2. Safe, Reliable Water for Decades to Come
A plan to blend groundwater into the city’s water supply replaces the need for a costly new plant, saving up to $100 million now and another $100 million long-term in avoided PFAS treatment.
- Protects water quality
- Lowers long-term costs
- Keeps future rate hikes lower - and farther into the future
3. Neighborhood Revitalization You Can See
- Fight Blight demolitions continue
- $1 million Affordable Housing Trust Fund, and another $500,000 to the Land Bank, keeps older homes livable and adds new affordable units
- Park maintenance like lighting, benches, and equipment, in addition to use of the $24 million Parks Bond already at work
- METS Micro funding preserved so students and workers can still ride on demand
4. Roads, Streets, and Sidewalks:
This year, the city will put $12,628,022 toward roads, streets, and sidewalks. While Evansville still faces a major road funding gap, this budget directs every available dollar to keep paving, patching, and striping moving forward.
We’re maximizing state and federal grants and piloting new cost-saving approaches, ensuring our ability to keep visible progress across every ward.

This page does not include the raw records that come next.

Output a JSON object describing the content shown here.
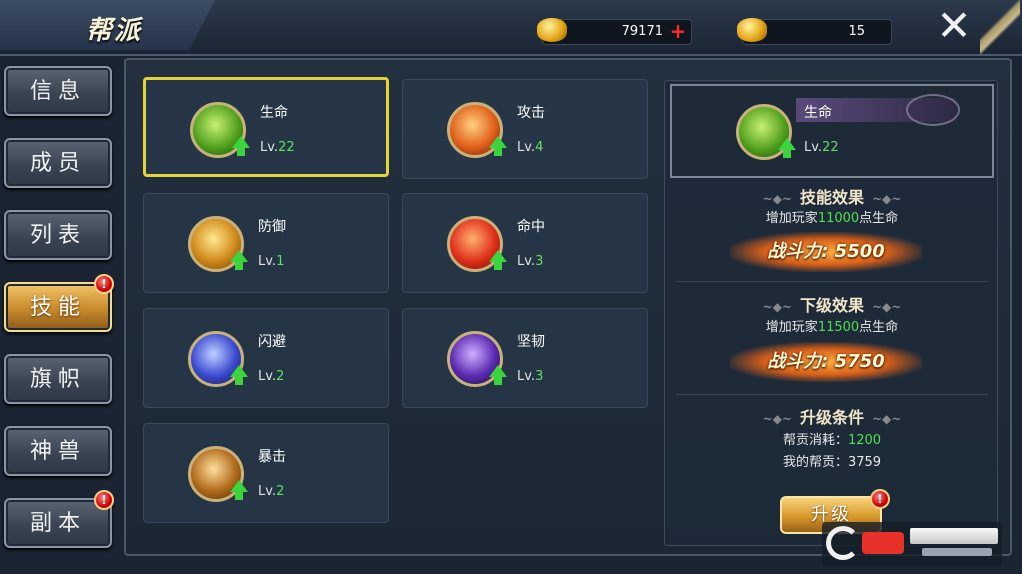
{
  "header": {
    "title": "帮派",
    "gold": {
      "icon": "gold-ingot-icon",
      "value": "79171",
      "add_icon": "plus-icon"
    },
    "currency2": {
      "icon": "gold-coin-icon",
      "value": "15"
    },
    "close_icon": "close-icon"
  },
  "sidebar": {
    "items": [
      {
        "label": "信息",
        "active": false,
        "badge": false
      },
      {
        "label": "成员",
        "active": false,
        "badge": false
      },
      {
        "label": "列表",
        "active": false,
        "badge": false
      },
      {
        "label": "技能",
        "active": true,
        "badge": true
      },
      {
        "label": "旗帜",
        "active": false,
        "badge": false
      },
      {
        "label": "神兽",
        "active": false,
        "badge": false
      },
      {
        "label": "副本",
        "active": false,
        "badge": true
      }
    ],
    "badge_mark": "!"
  },
  "skills": [
    {
      "name": "生命",
      "lv_prefix": "Lv.",
      "level": "22",
      "selected": true,
      "icon": "life-skill-icon"
    },
    {
      "name": "攻击",
      "lv_prefix": "Lv.",
      "level": "4",
      "selected": false,
      "icon": "attack-skill-icon"
    },
    {
      "name": "防御",
      "lv_prefix": "Lv.",
      "level": "1",
      "selected": false,
      "icon": "defense-skill-icon"
    },
    {
      "name": "命中",
      "lv_prefix": "Lv.",
      "level": "3",
      "selected": false,
      "icon": "hit-skill-icon"
    },
    {
      "name": "闪避",
      "lv_prefix": "Lv.",
      "level": "2",
      "selected": false,
      "icon": "dodge-skill-icon"
    },
    {
      "name": "坚韧",
      "lv_prefix": "Lv.",
      "level": "3",
      "selected": false,
      "icon": "tenacity-skill-icon"
    },
    {
      "name": "暴击",
      "lv_prefix": "Lv.",
      "level": "2",
      "selected": false,
      "icon": "crit-skill-icon"
    }
  ],
  "detail": {
    "name": "生命",
    "lv_prefix": "Lv.",
    "level": "22",
    "effect_title": "技能效果",
    "effect_pre": "增加玩家",
    "effect_value": "11000",
    "effect_post": "点生命",
    "effect_power": "战斗力: 5500",
    "next_title": "下级效果",
    "next_pre": "增加玩家",
    "next_value": "11500",
    "next_post": "点生命",
    "next_power": "战斗力: 5750",
    "cond_title": "升级条件",
    "cost_label": "帮贡消耗：",
    "cost_value": "1200",
    "mine_label": "我的帮贡：",
    "mine_value": "3759",
    "upgrade_label": "升级"
  },
  "colors": {
    "accent_gold": "#e6d23a",
    "level_green": "#5ee05e",
    "badge_red": "#d60000"
  }
}
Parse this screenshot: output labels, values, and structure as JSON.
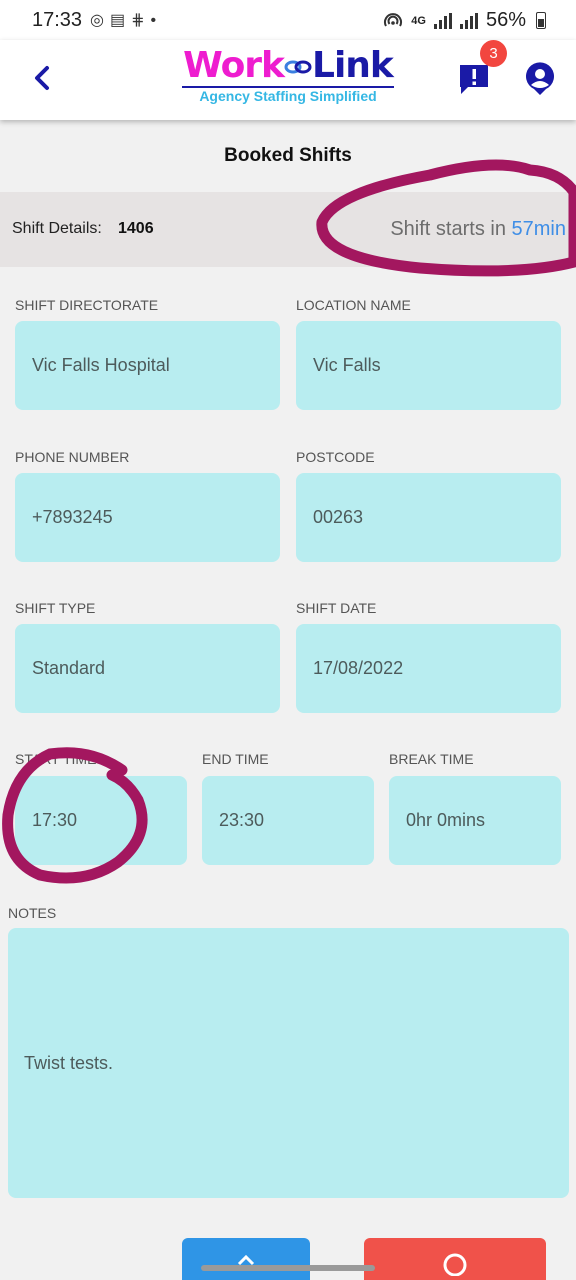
{
  "status_bar": {
    "time": "17:33",
    "network": "4G",
    "battery": "56%",
    "left_icons": [
      "whatsapp-icon",
      "message-icon",
      "slack-icon",
      "dot-icon"
    ]
  },
  "app_bar": {
    "logo_word_1": "Work",
    "logo_word_2": "Link",
    "logo_tagline": "Agency Staffing Simplified",
    "notification_count": "3",
    "colors": {
      "brand_pink": "#ee1ccf",
      "brand_navy": "#1a1aa6",
      "brand_cyan": "#35b7e4",
      "badge_red": "#f2463f"
    }
  },
  "page": {
    "title": "Booked Shifts"
  },
  "shift_details": {
    "label": "Shift Details:",
    "id": "1406",
    "starts_prefix": "Shift starts in",
    "starts_value": "57min"
  },
  "fields": {
    "directorate": {
      "label": "SHIFT DIRECTORATE",
      "value": "Vic Falls Hospital"
    },
    "location": {
      "label": "LOCATION NAME",
      "value": "Vic Falls"
    },
    "phone": {
      "label": "PHONE NUMBER",
      "value": "+7893245"
    },
    "postcode": {
      "label": "POSTCODE",
      "value": "00263"
    },
    "shift_type": {
      "label": "SHIFT TYPE",
      "value": "Standard"
    },
    "shift_date": {
      "label": "SHIFT DATE",
      "value": "17/08/2022"
    },
    "start_time": {
      "label": "START TIME",
      "value": "17:30"
    },
    "end_time": {
      "label": "END TIME",
      "value": "23:30"
    },
    "break_time": {
      "label": "BREAK TIME",
      "value": "0hr 0mins"
    },
    "notes": {
      "label": "NOTES",
      "value": "Twist tests."
    }
  },
  "colors": {
    "field_bg": "#b8edf0",
    "accent_blue": "#3f8ee6",
    "annotation": "#a3175f",
    "button_blue": "#2f95e6",
    "button_red": "#f0524a"
  }
}
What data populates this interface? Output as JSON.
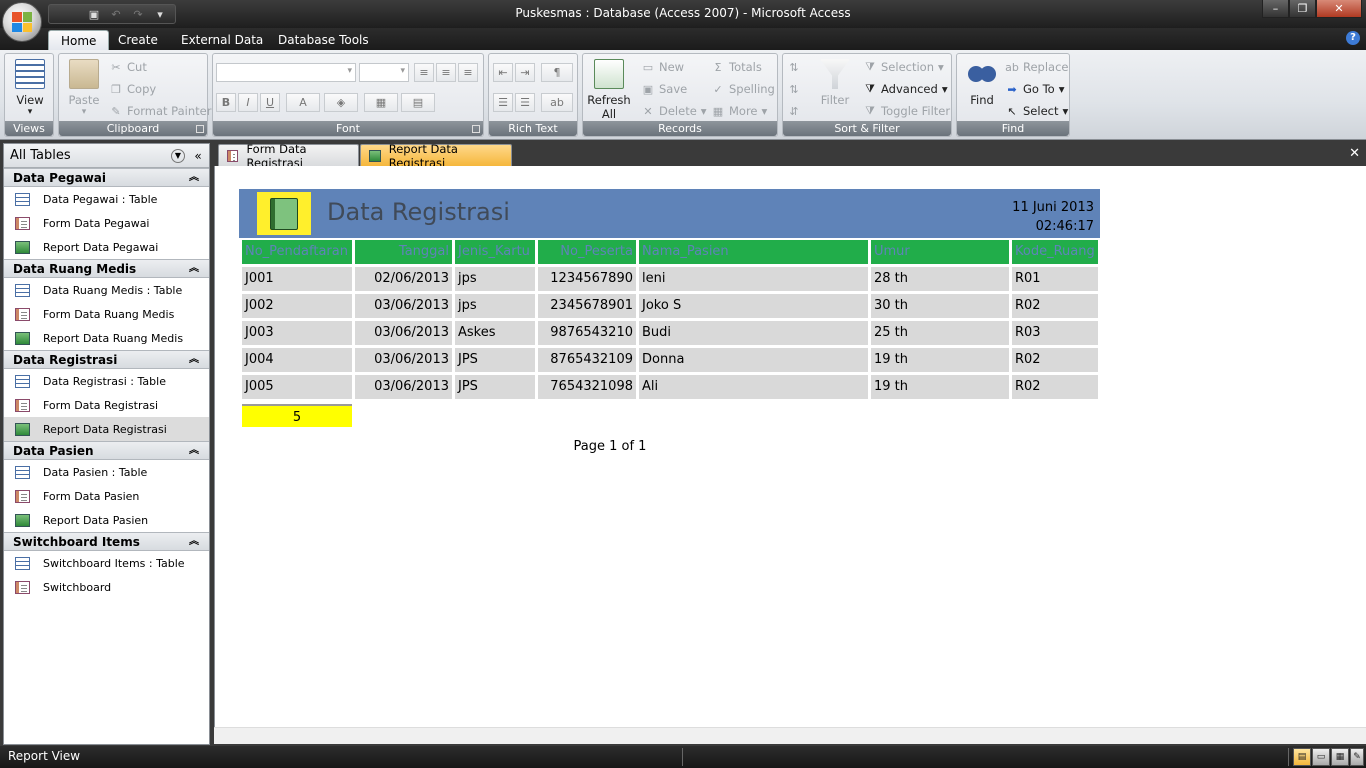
{
  "window": {
    "title": "Puskesmas : Database (Access 2007) - Microsoft Access",
    "minimize": "–",
    "maximize": "❐",
    "close": "✕"
  },
  "quick_access": {
    "save": "▣",
    "undo": "↶",
    "redo": "↷",
    "customize": "▾"
  },
  "ribbon_tabs": [
    "Home",
    "Create",
    "External Data",
    "Database Tools"
  ],
  "ribbon": {
    "views": {
      "label": "Views",
      "view": "View",
      "view_arrow": "▾"
    },
    "clipboard": {
      "label": "Clipboard",
      "paste": "Paste",
      "paste_arrow": "▾",
      "cut": "Cut",
      "copy": "Copy",
      "format_painter": "Format Painter"
    },
    "font": {
      "label": "Font",
      "bold": "B",
      "italic": "I",
      "underline": "U",
      "font_color": "A"
    },
    "rich_text": {
      "label": "Rich Text"
    },
    "records": {
      "label": "Records",
      "refresh": "Refresh",
      "refresh_sub": "All",
      "new": "New",
      "save": "Save",
      "delete": "Delete",
      "totals": "Totals",
      "spelling": "Spelling",
      "more": "More"
    },
    "sort_filter": {
      "label": "Sort & Filter",
      "filter": "Filter",
      "selection": "Selection",
      "advanced": "Advanced",
      "toggle_filter": "Toggle Filter"
    },
    "find": {
      "label": "Find",
      "find": "Find",
      "replace": "Replace",
      "goto": "Go To",
      "select": "Select"
    }
  },
  "nav": {
    "header": "All Tables",
    "groups": [
      {
        "title": "Data Pegawai",
        "items": [
          "Data Pegawai : Table",
          "Form Data Pegawai",
          "Report Data Pegawai"
        ]
      },
      {
        "title": "Data Ruang Medis",
        "items": [
          "Data Ruang Medis : Table",
          "Form Data Ruang Medis",
          "Report Data Ruang Medis"
        ]
      },
      {
        "title": "Data Registrasi",
        "items": [
          "Data Registrasi : Table",
          "Form Data Registrasi",
          "Report Data Registrasi"
        ]
      },
      {
        "title": "Data Pasien",
        "items": [
          "Data Pasien : Table",
          "Form Data Pasien",
          "Report Data Pasien"
        ]
      },
      {
        "title": "Switchboard Items",
        "items": [
          "Switchboard Items : Table",
          "Switchboard"
        ]
      }
    ]
  },
  "doc_tabs": [
    "Form Data Registrasi",
    "Report Data Registrasi"
  ],
  "report": {
    "title": "Data Registrasi",
    "date": "11 Juni 2013",
    "time": "02:46:17",
    "columns": [
      "No_Pendaftaran",
      "Tanggal",
      "Jenis_Kartu",
      "No_Peserta",
      "Nama_Pasien",
      "Umur",
      "Kode_Ruang"
    ],
    "rows": [
      [
        "J001",
        "02/06/2013",
        "jps",
        "1234567890",
        "leni",
        "28 th",
        "R01"
      ],
      [
        "J002",
        "03/06/2013",
        "jps",
        "2345678901",
        "Joko S",
        "30 th",
        "R02"
      ],
      [
        "J003",
        "03/06/2013",
        "Askes",
        "9876543210",
        "Budi",
        "25 th",
        "R03"
      ],
      [
        "J004",
        "03/06/2013",
        "JPS",
        "8765432109",
        "Donna",
        "19 th",
        "R02"
      ],
      [
        "J005",
        "03/06/2013",
        "JPS",
        "7654321098",
        "Ali",
        "19 th",
        "R02"
      ]
    ],
    "total_count": "5",
    "page": "Page 1 of 1"
  },
  "status": {
    "text": "Report View"
  },
  "colors": {
    "report_header": "#5f83b8",
    "column_header": "#21ad4a",
    "row_fill": "#d9d9d9",
    "total_fill": "#ffff00",
    "active_tab": "#f5b73c"
  }
}
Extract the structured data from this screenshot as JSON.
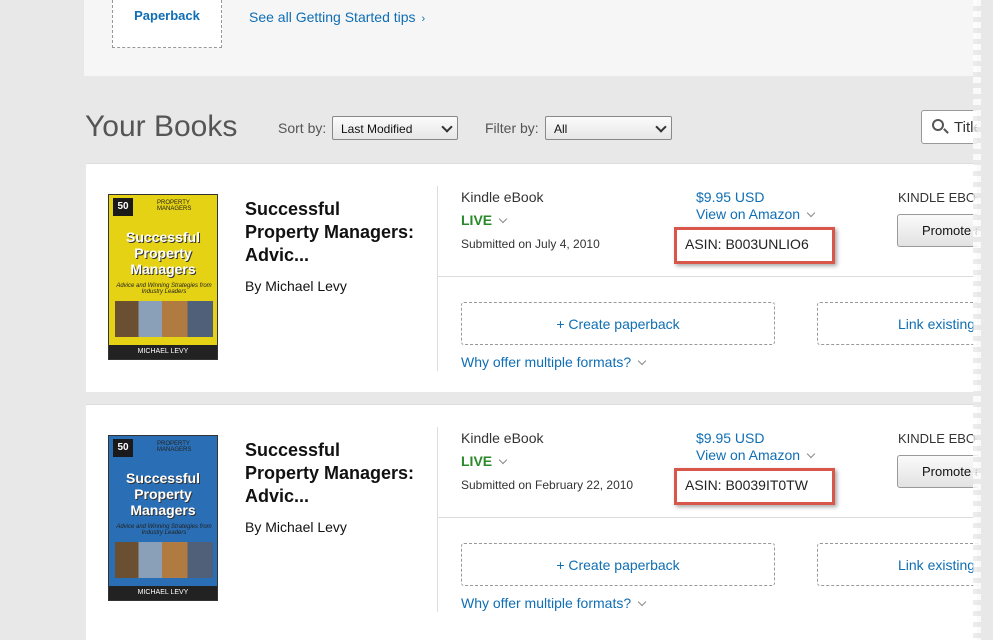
{
  "top": {
    "paperback_label": "Paperback",
    "tips_link": "See all Getting Started tips",
    "tips_chevron": "›"
  },
  "header": {
    "title": "Your Books",
    "sort_label": "Sort by:",
    "sort_value": "Last Modified",
    "filter_label": "Filter by:",
    "filter_value": "All",
    "search_placeholder": "Title"
  },
  "books": [
    {
      "title": "Successful Property Managers: Advic...",
      "author": "By Michael Levy",
      "cover": {
        "badge": "50",
        "topline": "PROPERTY MANAGERS",
        "title": "Successful Property Managers",
        "subtitle": "Advice and Winning Strategies from Industry Leaders",
        "author": "MICHAEL LEVY",
        "color": "#e5d214"
      },
      "format": "Kindle eBook",
      "status": "LIVE",
      "submitted": "Submitted on July 4, 2010",
      "price": "$9.95 USD",
      "view_link": "View on Amazon",
      "asin": "ASIN: B003UNLIO6",
      "kindle_label": "KINDLE EBOOK",
      "promote": "Promote and",
      "create_paperback": "+ Create paperback",
      "link_existing": "Link existing p",
      "why": "Why offer multiple formats?"
    },
    {
      "title": "Successful Property Managers: Advic...",
      "author": "By Michael Levy",
      "cover": {
        "badge": "50",
        "topline": "PROPERTY MANAGERS",
        "title": "Successful Property Managers",
        "subtitle": "Advice and Winning Strategies from Industry Leaders",
        "author": "MICHAEL LEVY",
        "color": "#2a6fb5"
      },
      "format": "Kindle eBook",
      "status": "LIVE",
      "submitted": "Submitted on February 22, 2010",
      "price": "$9.95 USD",
      "view_link": "View on Amazon",
      "asin": "ASIN: B0039IT0TW",
      "kindle_label": "KINDLE EBOOK",
      "promote": "Promote and",
      "create_paperback": "+ Create paperback",
      "link_existing": "Link existing p",
      "why": "Why offer multiple formats?"
    }
  ],
  "colors": {
    "link": "#0f6eb4",
    "live": "#2a8a2a",
    "highlight": "#d9564a"
  }
}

5. Protecting the Core: Police, Fire
- Public Safety contracts continue, with fair raises that retain talent
- Fire & EMS coordination strengthened through shared training and dispatch
Fiscal Responsibility
- Senate Bill 1, passed earlier this year by the Indiana General Assembly and signed into law by Governor Mike Braun, aimed to reduce property taxes and restructure local income tax; it also had a significant financial impact on cities like Evansville
- Due to SB 1 our 2026 revenues will be reduced by $4.1 million, then by $6.3 million in 2027. It grows exponentially from there.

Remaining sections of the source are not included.